This novella is about the glamour of success, as our society teaches it, and how that glamour affects young men. This story centres on a young privileged male as he struggles to find a role and identity that he can be proud of within a power structure that disgusts him. We see him trying to become ‘successful,’ and the violences that this causes, as the individualist ideology of our culture leads him towards self-destruction. He is ill-equipped to deal when his good intentions do not control life as he expects they will. He takes the failure of his desires as a failure of his masculinity.
This is a crucial topic at the core of the male mental health crisis. It opens conversations about the difficulties of growing up with the identity of a privileged white straight male in an age where that identity is, necessarily, having its powers deconstructed. This story carefully unveils some of the pervasive glamours at the centre of modern masculinity: white-saviourism, classism and misogyny.

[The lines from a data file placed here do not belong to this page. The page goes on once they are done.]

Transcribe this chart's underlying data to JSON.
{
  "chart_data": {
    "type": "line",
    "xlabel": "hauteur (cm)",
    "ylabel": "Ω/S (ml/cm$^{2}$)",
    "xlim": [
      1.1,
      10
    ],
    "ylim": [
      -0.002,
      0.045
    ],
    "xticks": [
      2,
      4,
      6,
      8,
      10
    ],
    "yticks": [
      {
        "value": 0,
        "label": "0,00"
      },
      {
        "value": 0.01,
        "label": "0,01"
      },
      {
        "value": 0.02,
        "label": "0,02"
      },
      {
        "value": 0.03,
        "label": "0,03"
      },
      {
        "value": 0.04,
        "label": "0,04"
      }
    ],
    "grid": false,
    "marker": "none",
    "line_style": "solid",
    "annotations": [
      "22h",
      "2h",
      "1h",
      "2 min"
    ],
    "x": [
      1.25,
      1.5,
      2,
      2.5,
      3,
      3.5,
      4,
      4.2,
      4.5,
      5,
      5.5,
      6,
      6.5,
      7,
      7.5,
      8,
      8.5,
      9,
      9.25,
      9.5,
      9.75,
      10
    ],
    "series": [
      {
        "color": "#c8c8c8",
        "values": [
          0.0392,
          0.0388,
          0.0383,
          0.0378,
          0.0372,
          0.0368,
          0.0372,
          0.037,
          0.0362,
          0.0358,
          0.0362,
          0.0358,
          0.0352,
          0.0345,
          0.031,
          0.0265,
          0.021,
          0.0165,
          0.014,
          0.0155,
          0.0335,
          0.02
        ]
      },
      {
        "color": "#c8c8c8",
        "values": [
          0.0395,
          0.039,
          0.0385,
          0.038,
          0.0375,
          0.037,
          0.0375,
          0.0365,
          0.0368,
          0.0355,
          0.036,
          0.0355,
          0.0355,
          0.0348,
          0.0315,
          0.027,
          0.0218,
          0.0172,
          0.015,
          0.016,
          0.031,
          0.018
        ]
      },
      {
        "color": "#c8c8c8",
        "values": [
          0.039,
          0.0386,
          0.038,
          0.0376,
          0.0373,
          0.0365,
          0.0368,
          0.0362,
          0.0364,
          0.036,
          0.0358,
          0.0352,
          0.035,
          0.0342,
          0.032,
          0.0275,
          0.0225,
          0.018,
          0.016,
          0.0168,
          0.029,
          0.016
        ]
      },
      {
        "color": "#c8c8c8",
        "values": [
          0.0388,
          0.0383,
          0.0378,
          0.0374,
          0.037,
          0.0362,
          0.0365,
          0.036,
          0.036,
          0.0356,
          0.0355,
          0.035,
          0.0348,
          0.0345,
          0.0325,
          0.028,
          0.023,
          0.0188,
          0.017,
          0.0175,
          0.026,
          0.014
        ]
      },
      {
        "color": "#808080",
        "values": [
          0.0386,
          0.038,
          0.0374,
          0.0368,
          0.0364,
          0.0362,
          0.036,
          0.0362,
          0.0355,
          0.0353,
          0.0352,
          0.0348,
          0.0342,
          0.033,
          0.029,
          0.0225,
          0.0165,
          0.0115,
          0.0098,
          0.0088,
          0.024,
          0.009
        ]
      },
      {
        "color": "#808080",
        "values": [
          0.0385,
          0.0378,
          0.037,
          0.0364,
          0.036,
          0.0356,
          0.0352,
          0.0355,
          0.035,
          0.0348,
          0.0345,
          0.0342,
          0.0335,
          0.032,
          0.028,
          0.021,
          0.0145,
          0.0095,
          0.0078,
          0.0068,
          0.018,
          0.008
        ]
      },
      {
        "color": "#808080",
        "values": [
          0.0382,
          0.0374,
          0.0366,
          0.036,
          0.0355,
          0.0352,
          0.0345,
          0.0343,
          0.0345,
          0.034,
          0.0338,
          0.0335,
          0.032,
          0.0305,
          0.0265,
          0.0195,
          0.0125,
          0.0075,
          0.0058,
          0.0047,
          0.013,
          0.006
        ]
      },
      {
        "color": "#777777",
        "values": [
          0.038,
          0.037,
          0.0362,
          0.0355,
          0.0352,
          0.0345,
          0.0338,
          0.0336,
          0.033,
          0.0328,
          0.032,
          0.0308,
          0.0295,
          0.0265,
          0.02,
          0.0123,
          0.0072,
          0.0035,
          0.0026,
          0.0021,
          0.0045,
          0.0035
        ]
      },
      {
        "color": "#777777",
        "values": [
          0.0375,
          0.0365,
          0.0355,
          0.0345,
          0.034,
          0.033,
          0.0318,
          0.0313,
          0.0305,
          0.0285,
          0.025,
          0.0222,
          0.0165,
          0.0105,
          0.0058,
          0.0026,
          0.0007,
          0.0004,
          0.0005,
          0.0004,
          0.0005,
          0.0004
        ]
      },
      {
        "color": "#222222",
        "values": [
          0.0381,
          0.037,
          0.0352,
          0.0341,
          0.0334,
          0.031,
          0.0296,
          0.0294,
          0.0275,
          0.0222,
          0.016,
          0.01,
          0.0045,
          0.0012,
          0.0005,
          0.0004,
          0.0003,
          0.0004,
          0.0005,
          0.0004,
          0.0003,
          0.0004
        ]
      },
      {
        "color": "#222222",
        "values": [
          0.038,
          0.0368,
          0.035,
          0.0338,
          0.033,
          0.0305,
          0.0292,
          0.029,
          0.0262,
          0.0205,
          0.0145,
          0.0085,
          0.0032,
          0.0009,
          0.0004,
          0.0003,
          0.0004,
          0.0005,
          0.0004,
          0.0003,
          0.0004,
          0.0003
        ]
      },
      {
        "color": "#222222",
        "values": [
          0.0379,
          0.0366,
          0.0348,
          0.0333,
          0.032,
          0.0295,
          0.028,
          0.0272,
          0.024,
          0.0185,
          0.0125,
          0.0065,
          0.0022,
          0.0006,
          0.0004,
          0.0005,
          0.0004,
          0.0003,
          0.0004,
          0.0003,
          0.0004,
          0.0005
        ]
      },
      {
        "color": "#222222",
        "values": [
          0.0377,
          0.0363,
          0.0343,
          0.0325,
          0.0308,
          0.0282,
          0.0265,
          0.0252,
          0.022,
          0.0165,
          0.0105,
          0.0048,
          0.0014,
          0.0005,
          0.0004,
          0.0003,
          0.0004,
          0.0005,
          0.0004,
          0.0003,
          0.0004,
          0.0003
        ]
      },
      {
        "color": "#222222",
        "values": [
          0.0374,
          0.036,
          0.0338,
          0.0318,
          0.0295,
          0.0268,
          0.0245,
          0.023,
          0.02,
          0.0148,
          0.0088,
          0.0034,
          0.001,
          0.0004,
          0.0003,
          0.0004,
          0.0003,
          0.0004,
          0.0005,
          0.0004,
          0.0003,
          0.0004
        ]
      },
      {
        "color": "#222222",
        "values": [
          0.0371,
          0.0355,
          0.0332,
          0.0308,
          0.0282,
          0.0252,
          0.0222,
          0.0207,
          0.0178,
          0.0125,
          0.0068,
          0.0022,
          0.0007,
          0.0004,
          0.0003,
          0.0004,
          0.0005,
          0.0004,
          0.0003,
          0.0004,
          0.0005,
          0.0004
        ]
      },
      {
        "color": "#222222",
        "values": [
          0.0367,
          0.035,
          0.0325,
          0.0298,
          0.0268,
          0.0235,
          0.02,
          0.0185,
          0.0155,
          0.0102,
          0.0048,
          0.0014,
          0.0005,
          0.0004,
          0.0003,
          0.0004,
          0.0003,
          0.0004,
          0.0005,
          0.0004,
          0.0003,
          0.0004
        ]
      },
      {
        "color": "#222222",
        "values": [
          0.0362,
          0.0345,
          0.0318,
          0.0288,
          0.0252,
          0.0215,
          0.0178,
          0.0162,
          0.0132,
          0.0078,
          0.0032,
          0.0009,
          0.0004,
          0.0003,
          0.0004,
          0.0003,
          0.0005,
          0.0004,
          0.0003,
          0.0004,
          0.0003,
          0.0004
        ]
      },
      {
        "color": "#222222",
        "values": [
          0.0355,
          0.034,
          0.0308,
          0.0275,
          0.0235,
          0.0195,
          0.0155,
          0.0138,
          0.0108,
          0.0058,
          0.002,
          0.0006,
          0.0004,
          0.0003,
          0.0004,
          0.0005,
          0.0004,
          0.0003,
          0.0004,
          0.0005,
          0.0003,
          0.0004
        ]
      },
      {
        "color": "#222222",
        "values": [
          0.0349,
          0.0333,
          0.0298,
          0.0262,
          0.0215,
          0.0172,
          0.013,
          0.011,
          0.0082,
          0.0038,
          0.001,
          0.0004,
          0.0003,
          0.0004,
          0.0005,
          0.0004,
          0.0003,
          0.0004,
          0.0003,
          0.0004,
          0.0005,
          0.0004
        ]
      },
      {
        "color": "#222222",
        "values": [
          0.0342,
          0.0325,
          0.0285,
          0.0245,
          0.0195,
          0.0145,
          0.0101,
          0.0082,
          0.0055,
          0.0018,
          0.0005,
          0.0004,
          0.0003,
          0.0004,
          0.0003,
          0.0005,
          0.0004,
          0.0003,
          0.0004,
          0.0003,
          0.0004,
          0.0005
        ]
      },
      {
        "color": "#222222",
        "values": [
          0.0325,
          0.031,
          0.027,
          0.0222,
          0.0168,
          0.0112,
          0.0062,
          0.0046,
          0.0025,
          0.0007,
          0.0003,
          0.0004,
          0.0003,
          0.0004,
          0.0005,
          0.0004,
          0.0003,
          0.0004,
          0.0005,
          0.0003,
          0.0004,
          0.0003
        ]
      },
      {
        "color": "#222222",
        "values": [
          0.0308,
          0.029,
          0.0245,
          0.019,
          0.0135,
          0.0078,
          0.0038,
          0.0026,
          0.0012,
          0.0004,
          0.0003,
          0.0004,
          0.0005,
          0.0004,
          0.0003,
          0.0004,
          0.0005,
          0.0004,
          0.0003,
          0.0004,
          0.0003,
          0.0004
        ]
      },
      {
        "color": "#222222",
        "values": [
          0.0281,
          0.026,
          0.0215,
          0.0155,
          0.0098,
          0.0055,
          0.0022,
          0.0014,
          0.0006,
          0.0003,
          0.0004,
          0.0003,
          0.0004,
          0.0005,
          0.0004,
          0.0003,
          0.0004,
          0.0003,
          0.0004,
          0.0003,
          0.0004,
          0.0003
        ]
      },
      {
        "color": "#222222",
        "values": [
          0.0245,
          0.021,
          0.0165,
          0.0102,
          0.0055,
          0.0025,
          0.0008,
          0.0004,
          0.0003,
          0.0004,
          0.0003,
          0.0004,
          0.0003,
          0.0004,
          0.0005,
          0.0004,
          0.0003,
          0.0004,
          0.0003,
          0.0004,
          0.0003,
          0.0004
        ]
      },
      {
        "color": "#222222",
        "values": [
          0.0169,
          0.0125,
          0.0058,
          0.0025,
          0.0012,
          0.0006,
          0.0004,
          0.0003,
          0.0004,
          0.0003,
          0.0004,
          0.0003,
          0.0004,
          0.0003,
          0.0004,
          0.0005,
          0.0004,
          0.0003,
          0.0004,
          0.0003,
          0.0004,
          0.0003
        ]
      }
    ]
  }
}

Expectations are the Thieves of Joy
The basis of this story is an ancient tale, that turns up in Persian, Danish and Scottish mythology. Each version has different names and titles, yet the sequence of events doesn’t change. In it, two rich merchants make a wager. They give a poor guy some money. One of the merchants reckons the poor man will increase the money, the other says he’ll squander it. What happens is the poor guy loses the money, through no fault of his own. The merchants return to him, find him still penniless and do not believe that he lost the money. The poor man becomes rich, years later, through his own industry, without needing the charity of the rich, but for years both merchants think the poor man was a thief and a liar.
This retelling of that tale focuses on the merchant who bet that a poor man would be industrious if given money, and who believed this idealism and his charity to have been betrayed.